SCMR recently reported that even when restaurants began to reopen towards the end of May, overall demand for spaghetti increased, leading to a resumption of empty shelves, or stockouts at supermarket stores that had first occurred in the early weeks of stay-at-home orders.
SCMR further notes that shortages were reported throughout June as home-based spaghetti consumption remained elevated even as food service spending and restaurant dining increased.
All-Wheat Exports for 2020/21 Lifted on U.S. Expanded Opportunities
While several competitors in global wheat markets had wheat production forecasts reduced this month, production and exportable supplies for the U.S. are raised month to month. Most notably, production for the European Union (EU) was lowered 4.0 million tons which supports a 1.5-million-ton reduction in projected exports.
The EU is a key exporter of wheat to North Africa, a region that is poised be regain its status as the top wheat-importing region in the world in 2020/21. Increasing demand in this region, at a time when EU supplies are stretched, increases opportunities for U.S. wheat export sales.
In addition, the expanded tariff rate quota for non-Mercosur (southern hemisphere common market) wheat in Brazil, is expected to support expanded U.S. wheat shipments, primarily for HRW wheat. U.S. wheat sales to China have also ticked up in recent months in accordance with the Phase One agreement between the two nations.
Based on the pace of sales to date and emergent prospects in global markets, U.S. exports are raised 25 million bushels to 975 million this month. If realized, this would be the highest volume of wheat exports since 2016/17 when U.S. exports sales topped 1,050 million bushels and very competitive prices created a cost advantage for U.S. wheat.

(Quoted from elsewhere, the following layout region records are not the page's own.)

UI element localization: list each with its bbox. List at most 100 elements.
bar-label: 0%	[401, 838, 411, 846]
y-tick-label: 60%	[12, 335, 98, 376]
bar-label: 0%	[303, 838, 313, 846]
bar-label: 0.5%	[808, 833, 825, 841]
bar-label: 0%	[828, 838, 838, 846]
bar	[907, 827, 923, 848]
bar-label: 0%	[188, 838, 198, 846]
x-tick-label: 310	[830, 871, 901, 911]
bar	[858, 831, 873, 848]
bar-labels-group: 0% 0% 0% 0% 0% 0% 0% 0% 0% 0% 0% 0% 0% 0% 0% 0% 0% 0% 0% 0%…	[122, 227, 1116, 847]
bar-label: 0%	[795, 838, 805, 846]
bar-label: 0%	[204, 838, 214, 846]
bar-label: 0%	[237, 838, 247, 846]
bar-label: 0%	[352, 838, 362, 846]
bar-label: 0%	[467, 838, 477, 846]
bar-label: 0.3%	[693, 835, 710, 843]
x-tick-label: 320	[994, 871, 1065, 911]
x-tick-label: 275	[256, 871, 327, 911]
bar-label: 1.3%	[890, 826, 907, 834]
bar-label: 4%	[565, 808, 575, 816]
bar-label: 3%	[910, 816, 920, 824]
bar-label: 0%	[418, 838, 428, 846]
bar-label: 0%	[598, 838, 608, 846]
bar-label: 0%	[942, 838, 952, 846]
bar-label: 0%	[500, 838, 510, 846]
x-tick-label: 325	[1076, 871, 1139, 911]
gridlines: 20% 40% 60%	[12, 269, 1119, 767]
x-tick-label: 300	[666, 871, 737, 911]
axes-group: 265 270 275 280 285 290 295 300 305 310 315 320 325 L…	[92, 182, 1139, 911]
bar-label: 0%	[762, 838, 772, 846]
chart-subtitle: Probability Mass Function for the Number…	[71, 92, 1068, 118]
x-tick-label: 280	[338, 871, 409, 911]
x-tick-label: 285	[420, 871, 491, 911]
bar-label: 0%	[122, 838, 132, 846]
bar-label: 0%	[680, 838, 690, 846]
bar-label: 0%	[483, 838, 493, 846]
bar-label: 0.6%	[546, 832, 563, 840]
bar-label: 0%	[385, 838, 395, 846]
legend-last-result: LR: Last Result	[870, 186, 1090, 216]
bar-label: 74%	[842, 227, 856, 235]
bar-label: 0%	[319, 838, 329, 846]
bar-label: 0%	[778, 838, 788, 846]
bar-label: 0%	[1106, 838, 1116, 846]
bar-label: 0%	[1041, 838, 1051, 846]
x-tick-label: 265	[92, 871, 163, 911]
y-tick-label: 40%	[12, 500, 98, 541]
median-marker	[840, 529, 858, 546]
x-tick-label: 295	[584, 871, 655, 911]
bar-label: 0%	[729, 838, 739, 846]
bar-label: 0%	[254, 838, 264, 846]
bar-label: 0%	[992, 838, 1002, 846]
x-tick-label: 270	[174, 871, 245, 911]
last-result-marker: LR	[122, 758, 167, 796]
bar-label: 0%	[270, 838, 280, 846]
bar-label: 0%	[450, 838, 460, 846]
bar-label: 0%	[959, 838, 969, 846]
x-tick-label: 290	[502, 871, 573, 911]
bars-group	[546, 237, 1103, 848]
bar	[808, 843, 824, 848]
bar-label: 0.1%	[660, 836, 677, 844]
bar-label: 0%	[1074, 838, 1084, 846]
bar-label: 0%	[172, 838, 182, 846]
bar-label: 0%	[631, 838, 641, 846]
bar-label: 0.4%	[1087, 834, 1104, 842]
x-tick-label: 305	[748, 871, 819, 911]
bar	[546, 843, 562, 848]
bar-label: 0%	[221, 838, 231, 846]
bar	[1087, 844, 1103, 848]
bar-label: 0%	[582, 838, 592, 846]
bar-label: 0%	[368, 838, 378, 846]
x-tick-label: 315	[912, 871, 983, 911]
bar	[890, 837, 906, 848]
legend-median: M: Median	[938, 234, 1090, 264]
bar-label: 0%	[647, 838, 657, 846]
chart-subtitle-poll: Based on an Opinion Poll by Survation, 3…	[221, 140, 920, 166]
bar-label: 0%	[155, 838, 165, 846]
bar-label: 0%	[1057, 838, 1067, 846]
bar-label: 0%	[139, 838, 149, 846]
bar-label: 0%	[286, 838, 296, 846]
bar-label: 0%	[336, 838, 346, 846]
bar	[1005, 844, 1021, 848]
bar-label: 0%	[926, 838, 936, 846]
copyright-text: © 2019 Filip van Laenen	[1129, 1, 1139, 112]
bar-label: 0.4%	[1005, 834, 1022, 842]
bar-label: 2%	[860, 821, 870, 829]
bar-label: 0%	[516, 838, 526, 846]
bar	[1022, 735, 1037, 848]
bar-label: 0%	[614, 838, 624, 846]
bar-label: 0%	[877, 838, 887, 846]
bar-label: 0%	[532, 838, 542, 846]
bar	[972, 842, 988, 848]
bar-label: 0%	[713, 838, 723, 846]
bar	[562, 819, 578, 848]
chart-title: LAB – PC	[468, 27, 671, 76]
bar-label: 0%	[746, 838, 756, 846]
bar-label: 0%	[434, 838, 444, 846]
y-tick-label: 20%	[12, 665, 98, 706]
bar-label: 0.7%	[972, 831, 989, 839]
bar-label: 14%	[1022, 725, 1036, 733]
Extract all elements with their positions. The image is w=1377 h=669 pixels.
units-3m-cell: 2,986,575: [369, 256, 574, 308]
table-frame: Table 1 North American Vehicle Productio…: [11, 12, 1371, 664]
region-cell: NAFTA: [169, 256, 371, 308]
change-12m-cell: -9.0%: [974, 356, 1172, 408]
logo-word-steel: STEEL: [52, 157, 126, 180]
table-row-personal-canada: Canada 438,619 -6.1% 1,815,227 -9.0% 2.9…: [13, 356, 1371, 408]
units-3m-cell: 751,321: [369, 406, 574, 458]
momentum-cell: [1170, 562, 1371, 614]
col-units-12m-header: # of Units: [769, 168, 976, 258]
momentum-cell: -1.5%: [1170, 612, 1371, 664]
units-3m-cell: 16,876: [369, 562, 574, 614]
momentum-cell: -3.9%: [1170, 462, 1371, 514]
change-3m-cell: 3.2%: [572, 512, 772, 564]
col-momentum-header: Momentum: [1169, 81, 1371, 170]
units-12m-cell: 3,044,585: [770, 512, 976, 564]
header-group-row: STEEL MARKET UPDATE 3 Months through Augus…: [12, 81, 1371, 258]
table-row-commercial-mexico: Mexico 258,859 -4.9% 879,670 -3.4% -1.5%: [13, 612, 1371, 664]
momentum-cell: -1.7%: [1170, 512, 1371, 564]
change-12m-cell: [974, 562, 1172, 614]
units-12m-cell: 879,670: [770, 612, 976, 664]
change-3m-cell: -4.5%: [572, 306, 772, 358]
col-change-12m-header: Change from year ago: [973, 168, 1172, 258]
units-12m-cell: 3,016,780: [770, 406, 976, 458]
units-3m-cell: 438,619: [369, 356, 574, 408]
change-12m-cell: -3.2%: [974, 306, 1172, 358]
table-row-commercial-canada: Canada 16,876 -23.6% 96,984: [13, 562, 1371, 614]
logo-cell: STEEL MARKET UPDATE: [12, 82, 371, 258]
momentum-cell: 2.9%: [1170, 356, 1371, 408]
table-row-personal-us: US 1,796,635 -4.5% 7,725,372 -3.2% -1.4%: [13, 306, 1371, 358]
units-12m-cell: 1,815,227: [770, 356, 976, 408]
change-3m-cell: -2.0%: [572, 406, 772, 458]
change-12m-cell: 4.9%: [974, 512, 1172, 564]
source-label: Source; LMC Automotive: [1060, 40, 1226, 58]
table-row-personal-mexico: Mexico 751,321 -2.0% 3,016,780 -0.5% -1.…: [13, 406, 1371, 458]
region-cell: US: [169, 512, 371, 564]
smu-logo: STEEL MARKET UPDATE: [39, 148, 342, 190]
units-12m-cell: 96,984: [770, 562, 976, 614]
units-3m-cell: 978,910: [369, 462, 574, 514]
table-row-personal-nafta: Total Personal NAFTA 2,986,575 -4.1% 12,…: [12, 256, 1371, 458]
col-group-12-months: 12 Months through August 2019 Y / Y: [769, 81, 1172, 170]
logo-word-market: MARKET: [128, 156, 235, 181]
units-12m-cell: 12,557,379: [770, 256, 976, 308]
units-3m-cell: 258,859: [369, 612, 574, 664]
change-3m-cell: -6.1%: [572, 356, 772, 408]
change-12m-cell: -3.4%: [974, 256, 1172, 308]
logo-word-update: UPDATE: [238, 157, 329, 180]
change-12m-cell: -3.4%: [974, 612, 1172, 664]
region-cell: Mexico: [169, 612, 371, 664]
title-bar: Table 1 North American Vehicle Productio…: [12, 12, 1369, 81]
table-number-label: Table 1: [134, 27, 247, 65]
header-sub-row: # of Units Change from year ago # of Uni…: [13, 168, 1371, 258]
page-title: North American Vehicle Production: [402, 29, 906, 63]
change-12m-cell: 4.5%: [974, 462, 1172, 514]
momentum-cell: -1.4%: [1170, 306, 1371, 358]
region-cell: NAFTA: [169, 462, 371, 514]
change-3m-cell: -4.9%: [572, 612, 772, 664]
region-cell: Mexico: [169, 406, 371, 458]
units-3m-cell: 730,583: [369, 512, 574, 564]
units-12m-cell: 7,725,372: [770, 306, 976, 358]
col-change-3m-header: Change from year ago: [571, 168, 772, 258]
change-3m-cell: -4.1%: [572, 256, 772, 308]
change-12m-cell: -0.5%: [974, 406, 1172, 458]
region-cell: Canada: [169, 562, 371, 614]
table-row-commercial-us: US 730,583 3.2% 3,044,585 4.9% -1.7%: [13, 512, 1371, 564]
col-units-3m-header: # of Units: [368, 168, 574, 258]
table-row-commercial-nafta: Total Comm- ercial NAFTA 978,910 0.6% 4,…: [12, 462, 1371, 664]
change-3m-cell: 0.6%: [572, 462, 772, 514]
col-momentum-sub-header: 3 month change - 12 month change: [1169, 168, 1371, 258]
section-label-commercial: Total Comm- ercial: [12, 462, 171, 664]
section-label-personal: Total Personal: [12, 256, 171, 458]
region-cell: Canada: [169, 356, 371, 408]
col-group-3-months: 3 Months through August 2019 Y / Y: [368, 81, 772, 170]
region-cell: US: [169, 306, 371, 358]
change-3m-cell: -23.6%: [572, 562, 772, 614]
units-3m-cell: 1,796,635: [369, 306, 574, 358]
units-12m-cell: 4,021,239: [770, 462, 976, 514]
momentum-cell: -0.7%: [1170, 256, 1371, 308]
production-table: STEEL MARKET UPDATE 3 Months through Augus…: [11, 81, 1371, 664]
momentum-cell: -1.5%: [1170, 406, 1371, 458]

U.S. Wheat Price Slips on Falling Corn Price
After a late March/early April price rally, U.S. HRW wheat futures have been level to lower and moved in relation to corn futures. Cash wheat prices have followed a similar pattern with prices in most markets and across most classes declining between April and July—an indication of the strong influence of corn prices on wheat.
For example, in April the Kansas City (KC) cash price for 13 percent protein HRW averaged $6.48 per bushel; in July, the average price had fallen to $5.88 per bushel. Little domestic price support can be found in global wheat markets, where prices have trended lower in recent weeks and are reflection of still-record high global wheat stocks.